An unprecedented online data collection project is underway

An interdisciplinary group of Northeastern researchers has embarked on an ambitious multi-million dollar project to study how people behave online and, therefore, how the Internet behaves in return.

With a $15.7 million grant from the National Science Foundation, the team has begun recruiting volunteers for the Online Data Collection Project, which will monitor the online experiences of tens of thousands of people. volunteer users through a web browser extension that researchers build, then document and analyze the results. Ultimately, the data collected will be made available to scientists around the world and across disciplines for research purposes, in accordance with the foundation’s mandate for the project.

“This is a huge missing piece in the study of the Internet,” says David Lazer, a distinguished university professor of political science and computer science and co-director of the NULab for Texts, Maps, and Networks, which leads the project. .

The money is now being used to build a “National Internet Observatory”.

Portraits of David Lazer, Emeritus Professor of Political Science and Computer and Information Science, and Associate Professor David Choffnes. Photos by Adam Glanzman/Northeastern University

“The observatory enables a wide range of research on the Internet, including examination of the state of the information ecosystem, analysis of harmful online behavior of various types and, in general, studies on many aspects of the online world,” the researchers wrote in their proposal.

Many research questions drive the project with respect to these goals, Lazer says. Like how much does Twitter, for example, amplify certain voices and accounts over others? Or how often does Google direct users to high-reliability or low-reliability resources?

Researchers also hope to learn more about how information systems and their algorithms enable users to find information – reports, commentaries and other sources – that match their own ideologies. This is known as the “filter bubble” effect, which experts have pointed to as a contributing factor to political polarization and wider social divisions.

An underlying motivation for researchers is to explore and, if possible, untangle “human and algorithmic choice” on the Internet. As it happens, the monitoring project will help researchers “better understand what people choose to do” when using social media platforms, “but also what the platforms do in return,” Lazer says.

All of this would be done without compromising the privacy of the volunteers involved.

Other collaborators on the project include Christo Wilson, associate professor of computer science; David Choffnes, associate professor of computer science and executive director of the Cybersecurity and Privacy Institute; John Basl, associate professor of philosophy at Northeastern; and Michelle Meyer, bioethicist at Geisinger Health System. Lazer, Wilson and Choffnes are the principal investigators of the project.

The researchers have created and deployed the web browser extension that will provide them with information about the URLs visited by the volunteers and what they search for on their devices. An essential part of this surveillance infrastructure is to ensure that it captures the activities of not only those with desktop devices, but also mobile users.

That’s the goal of Choffnes, who leads the mobile data collection arm of the project, by rolling out apps for Androids and iPhones that will enable some collection of network traffic from those devices.

“I think a lot of us spend most of our time online through apps on our mobile devices, not web browsers,” Choffnes says. “I’m working on deploying a measurement system that allows us to capture that view, specifically the services people are using on their phones and tablets.”

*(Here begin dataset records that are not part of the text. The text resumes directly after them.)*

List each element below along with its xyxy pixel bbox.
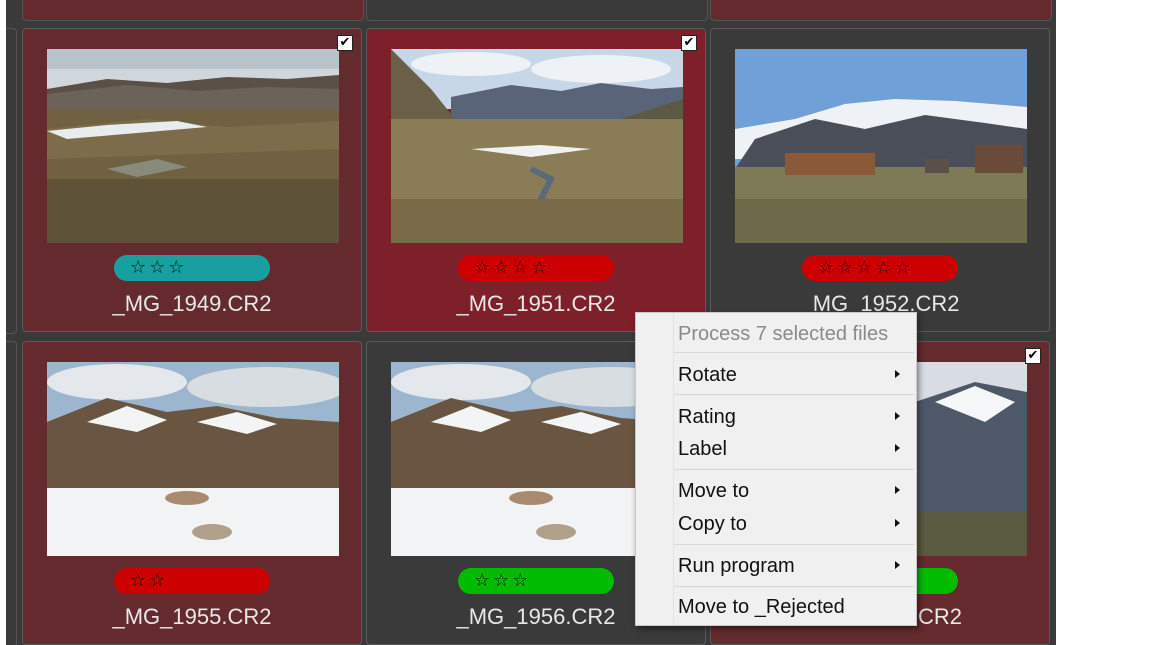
submenu-arrow-icon — [895, 370, 900, 378]
thumbnail-mg-1951[interactable]: ✔ ☆☆☆☆ _MG_1951.CR2 — [366, 28, 706, 332]
checkbox[interactable]: ✔ — [1025, 348, 1041, 364]
file-name: _MG_1955.CR2 — [112, 604, 272, 629]
menu-item-label: Move to — [678, 480, 750, 502]
menu-item-label: Run program — [678, 555, 795, 577]
menu-separator — [674, 394, 914, 395]
rating-label-pill[interactable]: ☆☆☆☆ — [458, 255, 614, 281]
file-name: _MG_1949.CR2 — [112, 291, 272, 316]
menu-separator — [674, 544, 914, 545]
menu-item-rotate[interactable]: Rotate — [636, 357, 916, 391]
photo-preview — [391, 49, 683, 243]
menu-item-label-text: Label — [678, 438, 727, 460]
menu-header-process-selected: Process 7 selected files — [678, 323, 889, 345]
thumbnail-partial-left[interactable] — [6, 341, 17, 645]
menu-item-label: Move to _Rejected — [678, 596, 845, 618]
menu-item-copy-to[interactable]: Copy to — [636, 508, 916, 542]
photo-preview — [735, 49, 1027, 243]
submenu-arrow-icon — [895, 412, 900, 420]
thumbnail-mg-1955[interactable]: ☆☆ _MG_1955.CR2 — [22, 341, 362, 645]
rating-label-pill[interactable]: ☆☆☆ — [114, 255, 270, 281]
menu-item-move-to[interactable]: Move to — [636, 475, 916, 509]
rating-label-pill[interactable]: ☆☆☆ — [458, 568, 614, 594]
menu-item-run-program[interactable]: Run program — [636, 550, 916, 584]
photo-preview — [47, 49, 339, 243]
menu-item-label: Copy to — [678, 513, 747, 535]
thumbnail-partial-top[interactable] — [710, 0, 1052, 21]
checkbox[interactable]: ✔ — [681, 35, 697, 51]
thumbnail-partial-top[interactable] — [22, 0, 364, 21]
thumbnail-partial-top[interactable] — [366, 0, 708, 21]
thumbnail-mg-1952[interactable]: ☆☆☆☆☆ _MG_1952.CR2 — [710, 28, 1050, 332]
submenu-arrow-icon — [895, 444, 900, 452]
rating-label-pill[interactable]: ☆☆ — [114, 568, 270, 594]
menu-separator — [674, 352, 914, 353]
photo-preview — [47, 362, 339, 556]
submenu-arrow-icon — [895, 486, 900, 494]
checkbox[interactable]: ✔ — [337, 35, 353, 51]
thumbnail-mg-1949[interactable]: ✔ ☆☆☆ _MG_1949.CR2 — [22, 28, 362, 332]
menu-separator — [674, 586, 914, 587]
menu-item-label: Rating — [678, 406, 736, 428]
menu-separator — [674, 469, 914, 470]
rating-label-pill[interactable]: ☆☆☆☆☆ — [802, 255, 958, 281]
menu-item-label: Rotate — [678, 364, 737, 386]
menu-item-rating[interactable]: Rating — [636, 399, 916, 433]
context-menu: Process 7 selected files Rotate Rating L… — [635, 312, 917, 626]
submenu-arrow-icon — [895, 561, 900, 569]
thumbnail-partial-left[interactable] — [6, 28, 17, 334]
submenu-arrow-icon — [895, 519, 900, 527]
menu-item-label[interactable]: Label — [636, 433, 916, 467]
menu-item-move-to-rejected[interactable]: Move to _Rejected — [636, 592, 916, 626]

Choffnes says, “It will give us insight into how people interact with the incredibly rich and wide range of online services that exist in the mobile space, from social media to browsing, health, and more. and how these services tailor content to users and share information with others.

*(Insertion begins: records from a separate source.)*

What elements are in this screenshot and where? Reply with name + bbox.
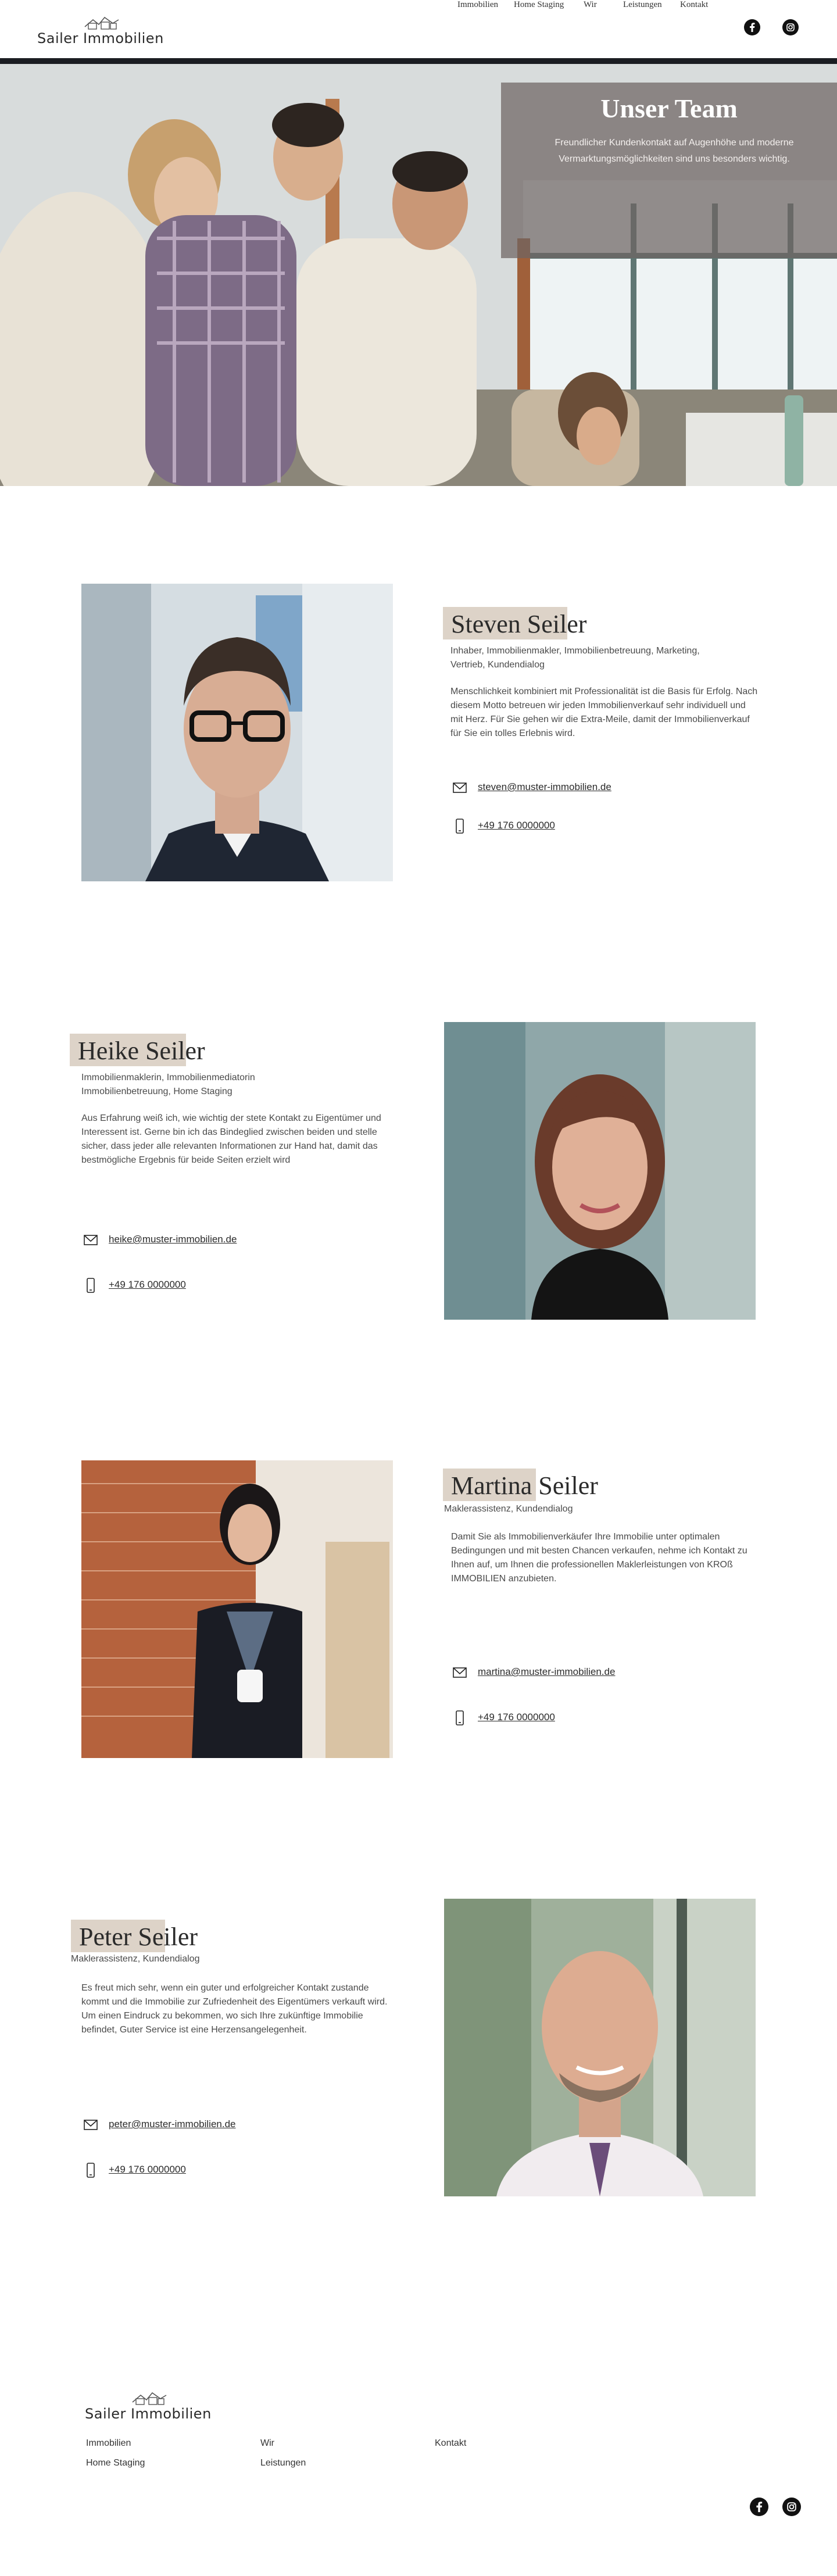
phone-icon <box>87 1278 95 1293</box>
footer-facebook-icon[interactable] <box>750 2498 768 2516</box>
member-photo-martina <box>81 1460 393 1758</box>
nav-item-wir[interactable]: Wir <box>584 0 597 10</box>
phone-link-heike[interactable]: +49 176 0000000 <box>109 1279 186 1291</box>
nav-item-immobilien[interactable]: Immobilien <box>457 0 498 10</box>
email-row-martina: martina@muster-immobilien.de <box>452 1664 685 1681</box>
member-photo-peter <box>444 1899 756 2196</box>
email-link-steven[interactable]: steven@muster-immobilien.de <box>478 781 611 793</box>
last-name: Seiler <box>145 1037 205 1065</box>
member-name-martina: Martina Seiler <box>443 1469 664 1501</box>
hero-subtitle: Freundlicher Kundenkontakt auf Augenhöhe… <box>555 138 794 164</box>
nav-item-leistungen[interactable]: Leistungen <box>623 0 662 10</box>
member-text-steven: Menschlichkeit kombiniert mit Profession… <box>450 687 758 738</box>
member-role-peter: Maklerassistenz, Kundendialog <box>71 1954 200 1964</box>
site-header: Sailer Immobilien Immobilien Home Stagin… <box>0 0 837 58</box>
last-name: Seiler <box>527 610 587 638</box>
mail-icon <box>84 1235 98 1245</box>
nav-item-kontakt[interactable]: Kontakt <box>680 0 708 10</box>
email-row-heike: heike@muster-immobilien.de <box>83 1231 316 1249</box>
last-name: Seiler <box>538 1471 598 1500</box>
first-name: Martina <box>451 1471 532 1500</box>
phone-row-martina: +49 176 0000000 <box>452 1709 685 1727</box>
house-logo-icon <box>132 2392 167 2405</box>
house-logo-icon <box>84 16 119 30</box>
logo-text: Sailer Immobilien <box>37 30 164 47</box>
first-name: Steven <box>451 610 521 638</box>
header-divider <box>0 58 837 64</box>
phone-row-peter: +49 176 0000000 <box>83 2161 316 2179</box>
email-link-martina[interactable]: martina@muster-immobilien.de <box>478 1666 615 1678</box>
footer-link-kontakt[interactable]: Kontakt <box>435 2438 466 2449</box>
phone-icon <box>456 1710 464 1725</box>
member-text-martina: Damit Sie als Immobilienverkäufer Ihre I… <box>451 1532 747 1584</box>
logo[interactable]: Sailer Immobilien <box>37 15 171 50</box>
hero-title: Unser Team <box>600 94 738 123</box>
email-link-peter[interactable]: peter@muster-immobilien.de <box>109 2118 236 2130</box>
member-name-heike: Heike Seiler <box>70 1034 291 1066</box>
mail-icon <box>84 2120 98 2130</box>
member-text-heike: Aus Erfahrung weiß ich, wie wichtig der … <box>81 1113 381 1165</box>
footer-link-home-staging[interactable]: Home Staging <box>86 2458 145 2468</box>
member-name-steven: Steven Seiler <box>443 607 664 639</box>
footer-logo-text: Sailer Immobilien <box>85 2406 212 2422</box>
member-photo-heike <box>444 1022 756 1320</box>
phone-icon <box>87 2163 95 2178</box>
footer-instagram-icon[interactable] <box>782 2498 801 2516</box>
email-row-peter: peter@muster-immobilien.de <box>83 2116 316 2134</box>
footer-logo[interactable]: Sailer Immobilien <box>85 2391 219 2428</box>
nav-item-home-staging[interactable]: Home Staging <box>514 0 564 10</box>
first-name: Peter <box>79 1923 132 1951</box>
email-row-steven: steven@muster-immobilien.de <box>452 779 685 796</box>
instagram-icon[interactable] <box>782 19 799 35</box>
mail-icon <box>453 783 467 793</box>
member-role-heike: Immobilienmaklerin, Immobilienmediatorin… <box>81 1073 255 1096</box>
footer-link-immobilien[interactable]: Immobilien <box>86 2438 131 2449</box>
member-role-steven: Inhaber, Immobilienmakler, Immobilienbet… <box>450 646 700 670</box>
hero-team-photo: Unser Team Freundlicher Kundenkontakt au… <box>0 64 837 486</box>
phone-row-heike: +49 176 0000000 <box>83 1277 316 1294</box>
last-name: Seiler <box>138 1923 198 1951</box>
mail-icon <box>453 1667 467 1678</box>
email-link-heike[interactable]: heike@muster-immobilien.de <box>109 1234 237 1245</box>
phone-row-steven: +49 176 0000000 <box>452 817 685 835</box>
first-name: Heike <box>78 1037 140 1065</box>
facebook-icon[interactable] <box>744 19 760 35</box>
phone-link-steven[interactable]: +49 176 0000000 <box>478 820 555 831</box>
phone-link-martina[interactable]: +49 176 0000000 <box>478 1712 555 1723</box>
phone-link-peter[interactable]: +49 176 0000000 <box>109 2164 186 2175</box>
member-photo-steven <box>81 584 393 881</box>
member-role-martina: Maklerassistenz, Kundendialog <box>444 1504 573 1514</box>
member-name-peter: Peter Seiler <box>71 1920 292 1952</box>
phone-icon <box>456 819 464 834</box>
footer-link-leistungen[interactable]: Leistungen <box>260 2458 306 2468</box>
member-text-peter: Es freut mich sehr, wenn ein guter und e… <box>81 1983 388 2035</box>
footer-link-wir[interactable]: Wir <box>260 2438 274 2449</box>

Researchers began recruiting volunteers last week; they hope to spread the word to anyone who might be interested and aim to recruit a diverse sample population.

“You have to go through a pretty thorough consent process,” Lazer says. “We’ll explain exactly what we’re collecting, then quiz people to make sure they understand it.”

Those interested can do so on the website of the National Internet Observatory. Once the information is collected, it will be stored in a secure server managed by Northeastern. Those granted access to the databases include system administrators and researchers who have undergone “a rigorous ethical and technical vetting process”.